In lecture 2 he opines on symbolic and psychological aspects of the 3rd chakraManipura – shown here with a yellow center and red triangle that symbolize fire.  Interestingly, the location of this chakra overlaps with what we, today, call the “solar” plexus – not because of its symbolic connections to the fiery sun – but rather, simply because the neural projections from this plexus, located between the stomach and the spine, radiate outwardly in a sun-like fashion.

Jung notes that fire symbolism often follows water symbolism – just as occurs in the chakra hierarchy where the previous chakra is symbolized by water.  This ancient pattern of symbolism is common across many religious traditions.

“One sees all that very beautifully in the Catholic rite of baptism when the godfather holds the child and the priest approaches with the burning candle and says: Dono tibi lucem eternam (I give thee the eternal light) – which means, I give you relatedness to the sun, to the God.”

So, I guess, after a person emerges from the murky depths of water, the next stage of their spiritual journey or subconscious “awakening” is a time in their lives when they grow to feel connected to something greater than themselves, to something eternal, beyond the everyday world, perhaps cosmic or goldly, etc.  Jung suggests that this initial connection to “god” has long been symbolized by the sun and by fire.

“This is a worldwide and ancient symbolism, not only in the Christian baptism and the initiation in the Isis mysteries.  For instance, in the religious symbolism of ancient Egypt, the dead Pharoh goes to the underworld and embarks in the ship of the sun.  You see, to approach divinity means the escape from the futility of the personal existence, and the achieving of the eternal existence, the escape to a nontemporal form of existence.  The Pharoh climbs into the sun bark and travels through the night and conquers the serpent, and then rises again with the god, and is riding over the heavens for all eternity.”

Furthermore, Jung suggests, there is a shared, underlying psychological reason why so many ancient cultures used the common symbols of fire for this phase of their development.  It would seem that for many, that once they let go of the closely-held, relatively petty details of their day-to-day life and acknowledge a connection between themselves and the wider universe and things divine – that, upon letting go – their own fires of passion and emotion become alight.

So it is just that – you get into the world of fire, where things become red-hot.  After baptism, you get right into hell – that is the enantiodromia.  And now comes the paradox of the east: it is also the fullness of jewels.  But what is passion, what are emotions?

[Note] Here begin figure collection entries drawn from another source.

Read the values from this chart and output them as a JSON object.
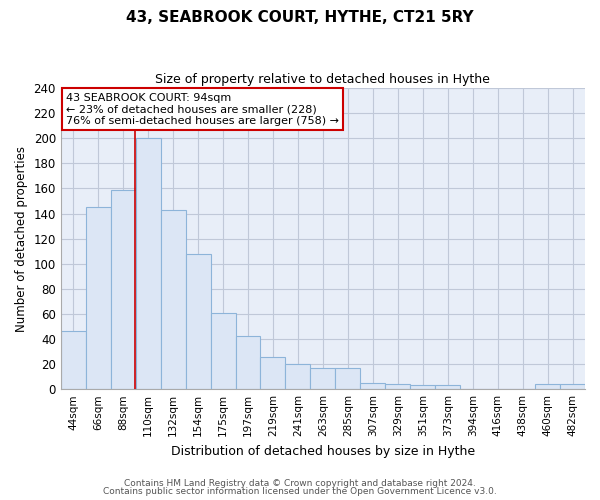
{
  "title": "43, SEABROOK COURT, HYTHE, CT21 5RY",
  "subtitle": "Size of property relative to detached houses in Hythe",
  "xlabel": "Distribution of detached houses by size in Hythe",
  "ylabel": "Number of detached properties",
  "bar_labels": [
    "44sqm",
    "66sqm",
    "88sqm",
    "110sqm",
    "132sqm",
    "154sqm",
    "175sqm",
    "197sqm",
    "219sqm",
    "241sqm",
    "263sqm",
    "285sqm",
    "307sqm",
    "329sqm",
    "351sqm",
    "373sqm",
    "394sqm",
    "416sqm",
    "438sqm",
    "460sqm",
    "482sqm"
  ],
  "bar_values": [
    46,
    145,
    159,
    200,
    143,
    108,
    61,
    42,
    26,
    20,
    17,
    17,
    5,
    4,
    3,
    3,
    0,
    0,
    0,
    4,
    4
  ],
  "bar_color": "#dce6f5",
  "bar_edge_color": "#8db4d9",
  "plot_bg_color": "#e8eef8",
  "ylim": [
    0,
    240
  ],
  "yticks": [
    0,
    20,
    40,
    60,
    80,
    100,
    120,
    140,
    160,
    180,
    200,
    220,
    240
  ],
  "vline_x": 2.475,
  "vline_color": "#cc0000",
  "annotation_title": "43 SEABROOK COURT: 94sqm",
  "annotation_line1": "← 23% of detached houses are smaller (228)",
  "annotation_line2": "76% of semi-detached houses are larger (758) →",
  "annotation_box_edge": "#cc0000",
  "footer1": "Contains HM Land Registry data © Crown copyright and database right 2024.",
  "footer2": "Contains public sector information licensed under the Open Government Licence v3.0.",
  "background_color": "#ffffff",
  "grid_color": "#c0c8d8"
}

There is the source of fire, there is the fullness of energy.  A man who is not on fire is nothing: he is ridiculous, he is two-dimensional. … So when people become acquainted with the unconscious they often get into an extraordinary state – they flare up, they explode, old buried emotions come up, they begin to weep about things which happened forty years ago.

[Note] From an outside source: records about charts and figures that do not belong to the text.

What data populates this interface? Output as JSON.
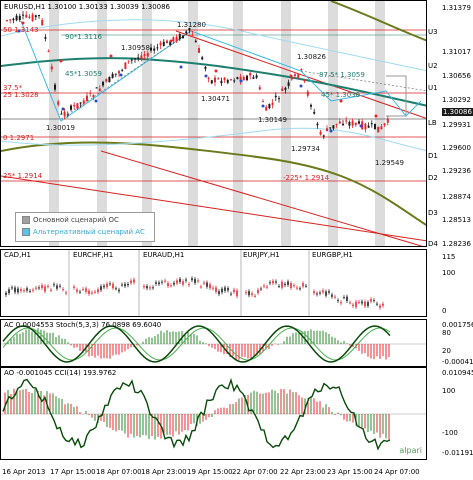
{
  "header": {
    "symbol": "EURUSD,H1",
    "ohlc": "1.30100 1.30133 1.30039 1.30086"
  },
  "main_axis_ticks": [
    "1.31379",
    "1.31017",
    "1.30656",
    "1.30292",
    "1.29931",
    "1.29600",
    "1.29236",
    "1.28874",
    "1.28513",
    "1.28236"
  ],
  "current_price": "1.30086",
  "levels": [
    {
      "label": "U3",
      "price_idx": 0
    },
    {
      "label": "U2"
    },
    {
      "label": "U1"
    },
    {
      "label": "LB"
    },
    {
      "label": "D1"
    },
    {
      "label": "D2"
    },
    {
      "label": "D3"
    },
    {
      "label": "D4"
    }
  ],
  "annotations": {
    "fib_50": "50 1.3143",
    "fib_90": "90*1.3116",
    "fib_45a": "45*1.3059",
    "fib_25": "25 1.3028",
    "fib_375": "37.5*",
    "fib_0": "0 1.2971",
    "fib_25b": "25* 1.2914",
    "fib_225": "-225* 1.2914",
    "fib_875": "87.5* 1.3059",
    "fib_45b": "45* 1.3030",
    "p1": "1.31280",
    "p2": "1.30958",
    "p3": "1.30826",
    "p4": "1.30471",
    "p5": "1.30149",
    "p6": "1.30019",
    "p7": "1.29734",
    "p8": "1.29549"
  },
  "legend": {
    "main": "Основной сценарий ОС",
    "alt": "Альтернативный сценарий АС"
  },
  "mini_charts": {
    "title_items": [
      "CAD,H1",
      "EURCHF,H1",
      "EURAUD,H1",
      "EURJPY,H1",
      "EURGBP,H1"
    ],
    "axis": [
      "115",
      "100",
      "0"
    ]
  },
  "ac_pane": {
    "title": "AC 0.0004553  Stoch(5,3,3) 76.0898 69.6040",
    "axis": [
      "0.001756",
      "80",
      "20",
      "-0.000413"
    ]
  },
  "cci_pane": {
    "title": "AO -0.001045  CCI(14) 193.9762",
    "axis": [
      "0.010945",
      "100",
      "-100",
      "-0.011913"
    ]
  },
  "time_axis": [
    "16 Apr 2013",
    "17 Apr 15:00",
    "18 Apr 07:00",
    "18 Apr 23:00",
    "19 Apr 15:00",
    "22 Apr 07:00",
    "22 Apr 23:00",
    "23 Apr 15:00",
    "24 Apr 07:00"
  ],
  "brand": "alpari",
  "colors": {
    "bull": "#1a1a1a",
    "bear": "#e8252a",
    "teal": "#1e7f6f",
    "olive": "#6b7a1a",
    "cyan": "#37b8e8",
    "red_channel": "#d92020"
  }
}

I think I can relate to this notion.  Perhaps when you accept that you’re just a part of a larger plan, or just a single link in a long continuum, you stop worrying about the petty stuff which then allows your own deeper passions and emotions to flow more freely.  Both the good emotions related to creativity and love as well as feelings of sadness and loss that come along with recognizing your fate and limitations  – all begin to emerge.  These feelings make a person feel more “alive” than they would just playing it safe, workin’ 9-to-5 payin’ the bills etc., etc. and never allowing themselves to embark on their spiritual journey.

So it seems, as suggested by Jung, that we begin our spiritual awakening as humans have for thousands of years, by “taking the plunge” and choosing – not the “safe career” path – but a path in life that “means something” to us.  From the dark, uncertain waters, we emerge – and then the inner fires begin to burn, to inflame our passions and give us energy, to live and to create.

… can’t wait to see what’s in store next!